Aujourd’hui, l’exercice sera semblable pour la chanson de France.
Parmi les plus anciennes chansons de Plume, on en trouve une «d’influence plutôt très brassensienne / vaguement composée aux alentours de 64 / et vaguement interprétée dans des endroits de vagabondage», explique-t-il, en 1983, dans Cris et écrits (p. 18). «La fête du mort», elle, a été écrite «entre la mort de Brassens et celle de Gilles Villeneuve» (p. 246).
La présence la plus évidente de la chanson de France chez Plume est celle de Charles Trenet, présence qu’il a plusieurs fois reconnue. On peut penser à «Salut Trenet !», de 1979, ou à un «duo improbable», avec Marie Michèle Desrosiers, pour «Vous qui passez sans me voir», en 2014. Quand Plume chante «au vent mauvais» («Pollusonge»), on pense autant à Trenet qu’à Verlaine.
D’autres figures sont plus inattendues que ces deux-là. Si Charles Aznavour apparaît dans les crédits de «La bienséance», aux côtés de Plume et de Steve «Cassonade» Faulkner, c’est uniquement pour signaler la ressemblance entre les phrases «Mangeons du bon ragoût» et «Dansons joue contre joue». «Le retour à la terre» est dédiée «aux hillbillies de Houbaville, aux communards vacanciers et à Pierre Perret» (Cris et écrits, p. 130), l’exégète du zizi. D’autres noms sont cités en passant, avec plus ou moins de sérieux : Enrico Macias (p. 38), Eddy Mitchell (p. 98), Jacques Higelin (p. 178).
L’Oreille tendue avoue avoir été particulièrement étonnée par deux mentions de Boby Lapointe (que Plume dote d’un troisième b, pour faire Bobby). La première pour «Le tango des concave» («on note ici une influence Bobby Lapointe très nette», Cris et écrits, p. 95); la seconde pour «Babin et Babine» («in memoriam, Bobby “bobine” Lapointe», p. 237). Il est vrai que ces deux chansons multiplient les jeux de mots et tiennent du virelangue.

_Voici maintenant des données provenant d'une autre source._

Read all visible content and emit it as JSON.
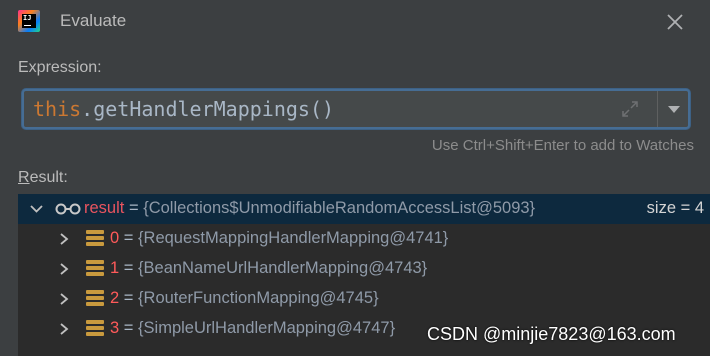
{
  "window": {
    "title": "Evaluate",
    "app_logo_text": "IJ"
  },
  "expression": {
    "label": "Expression:",
    "keyword": "this",
    "rest": ".getHandlerMappings()",
    "hint": "Use Ctrl+Shift+Enter to add to Watches"
  },
  "result": {
    "label_mnemonic": "R",
    "label_rest": "esult:",
    "root": {
      "name": "result",
      "eq": "=",
      "value": "{Collections$UnmodifiableRandomAccessList@5093}",
      "size": "size = 4"
    },
    "items": [
      {
        "index": "0",
        "eq": "=",
        "value": "{RequestMappingHandlerMapping@4741}"
      },
      {
        "index": "1",
        "eq": "=",
        "value": "{BeanNameUrlHandlerMapping@4743}"
      },
      {
        "index": "2",
        "eq": "=",
        "value": "{RouterFunctionMapping@4745}"
      },
      {
        "index": "3",
        "eq": "=",
        "value": "{SimpleUrlHandlerMapping@4747}"
      }
    ]
  },
  "watermark": "CSDN @minjie7823@163.com",
  "colors": {
    "background": "#3c3f41",
    "tree_background": "#2b2b2b",
    "selection": "#0d293e",
    "focus_border": "#466d94",
    "keyword": "#cc7832",
    "index_red": "#ff5a5a",
    "list_icon": "#c99a3e"
  },
  "icons": [
    "intellij-logo-icon",
    "close-icon",
    "expand-icon",
    "dropdown-arrow-icon",
    "chevron-down-icon",
    "chevron-right-icon",
    "watch-glasses-icon",
    "list-element-icon"
  ]
}
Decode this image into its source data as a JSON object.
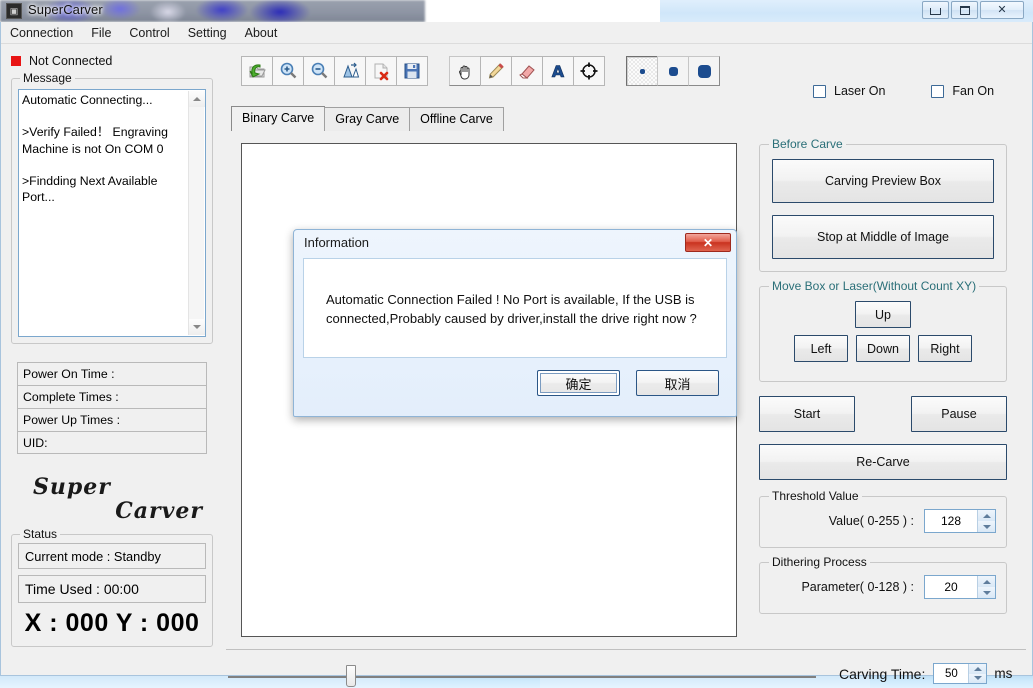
{
  "window": {
    "title": "SuperCarver",
    "icon": "app-icon",
    "controls": {
      "minimize": "minimize-icon",
      "maximize": "maximize-icon",
      "close": "✕"
    }
  },
  "menu": {
    "items": [
      "Connection",
      "File",
      "Control",
      "Setting",
      "About"
    ]
  },
  "left": {
    "connection_status": "Not Connected",
    "connection_color": "#e81414",
    "message_legend": "Message",
    "message_text": "Automatic Connecting...\n\n>Verify Failed！ Engraving Machine is not On COM 0\n\n>Findding Next Available Port...",
    "info_rows": [
      "Power On Time :",
      "Complete Times :",
      "Power Up Times :",
      "UID:"
    ],
    "brand_line1": "Super",
    "brand_line2": "Carver",
    "status_legend": "Status",
    "current_mode": "Current mode : Standby",
    "time_used": "Time Used :  00:00",
    "xy_readout": "X : 000  Y : 000"
  },
  "toolbar": {
    "groups": [
      [
        {
          "name": "open-file-icon",
          "glyph": "open"
        },
        {
          "name": "zoom-in-icon",
          "glyph": "zoomin"
        },
        {
          "name": "zoom-out-icon",
          "glyph": "zoomout"
        },
        {
          "name": "scale-image-icon",
          "glyph": "scale"
        },
        {
          "name": "delete-file-icon",
          "glyph": "delete"
        },
        {
          "name": "save-icon",
          "glyph": "save"
        }
      ],
      [
        {
          "name": "pan-hand-icon",
          "glyph": "hand"
        },
        {
          "name": "pencil-icon",
          "glyph": "pencil"
        },
        {
          "name": "eraser-icon",
          "glyph": "eraser"
        },
        {
          "name": "text-tool-icon",
          "glyph": "textA"
        },
        {
          "name": "target-icon",
          "glyph": "target"
        }
      ],
      [
        {
          "name": "brush-size-small-icon",
          "glyph": "dot-small"
        },
        {
          "name": "brush-size-medium-icon",
          "glyph": "dot-medium"
        },
        {
          "name": "brush-size-large-icon",
          "glyph": "dot-large"
        }
      ]
    ],
    "brush_color": "#1c4c8f"
  },
  "checkboxes": [
    {
      "label": "Laser On",
      "checked": false
    },
    {
      "label": "Fan On",
      "checked": false
    }
  ],
  "tabs": [
    {
      "label": "Binary Carve",
      "active": true
    },
    {
      "label": "Gray Carve",
      "active": false
    },
    {
      "label": "Offline Carve",
      "active": false
    }
  ],
  "right": {
    "before_carve": {
      "legend": "Before Carve",
      "buttons": [
        "Carving Preview Box",
        "Stop at Middle of Image"
      ]
    },
    "move_group": {
      "legend": "Move Box or Laser(Without Count XY)",
      "up": "Up",
      "left": "Left",
      "down": "Down",
      "right": "Right"
    },
    "actions": {
      "start": "Start",
      "pause": "Pause",
      "recarve": "Re-Carve"
    },
    "threshold": {
      "legend": "Threshold Value",
      "label": "Value( 0-255 ) :",
      "value": "128"
    },
    "dithering": {
      "legend": "Dithering Process",
      "label": "Parameter( 0-128 ) :",
      "value": "20"
    }
  },
  "bottom": {
    "carving_time_label": "Carving Time:",
    "carving_time_value": "50",
    "carving_time_unit": "ms",
    "slider_position_percent": 20
  },
  "dialog": {
    "title": "Information",
    "close_glyph": "✕",
    "message": "Automatic Connection Failed ! No Port is available, If the USB is connected,Probably caused by driver,install the drive right now ?",
    "ok_label": "确定",
    "cancel_label": "取消"
  }
}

Quelques chansons de Plume mettent en lumière la double tentation, chez lui, de la chanson à texte française et du rock («Le moins beau merle», «Radio-Cristal», «Auguste Gustave», «L’enchevrêté»).
Certains ont choisi un terme de l’alternative. Pas Plume.
[Complément du 24 juin 2026]
À la lecture de Des oreilles au bout des doigts. 35 ans de journalisme musical, l’excellent recueil de Sylvain Cormier (2026), l’Oreille tendue découvre que la chanteuse Renée Claude a demandé à Plume «d’adapter en québécois l’un des couplets» de «La ronde des jurons» de Brassens. Commentaire de Cormier : «Une pièce d’anthologie, soit dit en passant» (p. 223). Ça s’écoute ici.
Références
Cormier, Sylvain, Des oreilles au bout des doigts. 35 ans de journalisme musical, Montréal, Somme toute / Le Devoir, 2026, 322 p. Ill. Préface d’Émile Proulx-Cloutier.
Latraverse, Plume, Cris et écrits (dits et inédits), Verchères, Éditions Rebelles, 1983, 306 p. Ill. Préface de Pierre Foglia.